A state prison houses both male and female inmates, with a giant wall separating the two (what could go wrong??). The female wing of the prison is run by the cruel, sadistic warden Amelia van Zandt (Ida Lupino), whose methods instill fear & panic in the inmates and disgust the kindly Doctor Crane (Hoard Duff) who himself attempts to do what good he can for the ladies. Into the prison comes returning hardened inmate Brenda Martin (Jan Sterling), and alongside her is remorseful first-time offender Helene Jensen (Phyllis Thaxter) - a plain housewife convicted of vehicular manslaughter after accidentally killing a child. Over in the men's division, armed robbery convict Glen Burton (Warren Stevens) has found a way to sneak over to the women's side, where he meets up with his wife Joan (Audrey Totter) who is serving time as an accomplice. Scandal erupts when Joan is revealed to be pregnant, and the cruel van Zandt is tasked with uncovering how this could have happened - to the point of even using torture as a means to get the ladies to talk! Tensions in the WOMEN'S PRISON reach a boiling point as the inmates are pushed to their breaking point, as plans for a riot are hatched...

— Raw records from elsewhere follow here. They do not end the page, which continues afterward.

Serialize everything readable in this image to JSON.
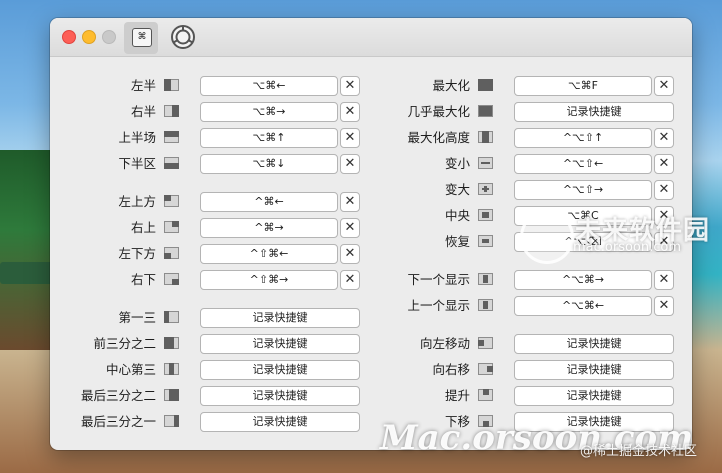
{
  "toolbar": {
    "shortcuts_icon": "command-keycap-icon",
    "settings_icon": "gear-icon"
  },
  "left_rows": [
    {
      "label": "左半",
      "shortcut": "⌥⌘←",
      "icon": "left-half-icon",
      "has_clear": true
    },
    {
      "label": "右半",
      "shortcut": "⌥⌘→",
      "icon": "right-half-icon",
      "has_clear": true
    },
    {
      "label": "上半场",
      "shortcut": "⌥⌘↑",
      "icon": "top-half-icon",
      "has_clear": true
    },
    {
      "label": "下半区",
      "shortcut": "⌥⌘↓",
      "icon": "bottom-half-icon",
      "has_clear": true
    },
    {
      "label": "左上方",
      "shortcut": "^⌘←",
      "icon": "top-left-icon",
      "has_clear": true
    },
    {
      "label": "右上",
      "shortcut": "^⌘→",
      "icon": "top-right-icon",
      "has_clear": true
    },
    {
      "label": "左下方",
      "shortcut": "^⇧⌘←",
      "icon": "bottom-left-icon",
      "has_clear": true
    },
    {
      "label": "右下",
      "shortcut": "^⇧⌘→",
      "icon": "bottom-right-icon",
      "has_clear": true
    },
    {
      "label": "第一三",
      "shortcut": "记录快捷键",
      "icon": "first-third-icon",
      "has_clear": false
    },
    {
      "label": "前三分之二",
      "shortcut": "记录快捷键",
      "icon": "first-two-thirds-icon",
      "has_clear": false
    },
    {
      "label": "中心第三",
      "shortcut": "记录快捷键",
      "icon": "center-third-icon",
      "has_clear": false
    },
    {
      "label": "最后三分之二",
      "shortcut": "记录快捷键",
      "icon": "last-two-thirds-icon",
      "has_clear": false
    },
    {
      "label": "最后三分之一",
      "shortcut": "记录快捷键",
      "icon": "last-third-icon",
      "has_clear": false
    }
  ],
  "right_rows": [
    {
      "label": "最大化",
      "shortcut": "⌥⌘F",
      "icon": "maximize-icon",
      "has_clear": true
    },
    {
      "label": "几乎最大化",
      "shortcut": "记录快捷键",
      "icon": "almost-maximize-icon",
      "has_clear": false
    },
    {
      "label": "最大化高度",
      "shortcut": "^⌥⇧↑",
      "icon": "maximize-height-icon",
      "has_clear": true
    },
    {
      "label": "变小",
      "shortcut": "^⌥⇧←",
      "icon": "smaller-icon",
      "has_clear": true
    },
    {
      "label": "变大",
      "shortcut": "^⌥⇧→",
      "icon": "larger-icon",
      "has_clear": true
    },
    {
      "label": "中央",
      "shortcut": "⌥⌘C",
      "icon": "center-icon",
      "has_clear": true
    },
    {
      "label": "恢复",
      "shortcut": "^⌥⌫",
      "icon": "restore-icon",
      "has_clear": true
    },
    {
      "label": "下一个显示",
      "shortcut": "^⌥⌘→",
      "icon": "next-display-icon",
      "has_clear": true
    },
    {
      "label": "上一个显示",
      "shortcut": "^⌥⌘←",
      "icon": "previous-display-icon",
      "has_clear": true
    },
    {
      "label": "向左移动",
      "shortcut": "记录快捷键",
      "icon": "move-left-icon",
      "has_clear": false
    },
    {
      "label": "向右移",
      "shortcut": "记录快捷键",
      "icon": "move-right-icon",
      "has_clear": false
    },
    {
      "label": "提升",
      "shortcut": "记录快捷键",
      "icon": "move-up-icon",
      "has_clear": false
    },
    {
      "label": "下移",
      "shortcut": "记录快捷键",
      "icon": "move-down-icon",
      "has_clear": false
    }
  ],
  "clear_symbol": "✕",
  "watermark": {
    "brand": "未来软件园",
    "site": "mac.orsoon.com",
    "big": "Mac.orsoon.com",
    "small": "@稀土掘金技术社区"
  }
}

Women's Prison is directed by Lewis Seiler and jointly written by Jack DeWitt and Crane Wilbur. It stars Ida Lupino, Jan Sterling, Cleo Moore, Audrey Totter, Phyliss Thaxter, Howard Duff and Warren Stevens. Music is orchestrated by Mischa Bakaleinikoff and photography by Lester H. White. Cheap but entertaining piece of prison shlock, Women's Prison gets in and simmers on the heat for an hour and ten minutes until the inevitable explosion for the finale. The standard roll call of prison staples adheres to formula, new fish who clearly doesn't belong, sassy good time gal, sadistic warden, beatings, emotional hell, sexual frustration and of course a riot! Whatever its intentions, "Woman's Prison" is just as amusing as it is hard-hitting. Producer Bryan Foy appears to have been aiming for realism heavily dosed with lurid popular appeal. The result is perversely fun. Performances are starchily stilted, which is appropriate. Lewis Seiler and his crew follow and flatter the characters. The best scene is the inevitable riot, which is accomplished by simply stating. "Throw the master switch that opens all the gates." Without fuss, Mr. Seiler and photographer Lester White are effective with smooth inmate panning and shadowy close-ups. In a nice supporting cast, 1930s star Mae Clarke (as Matron Saunders) delivers some great comments about "prison pictures," before seeing one at the Bijou.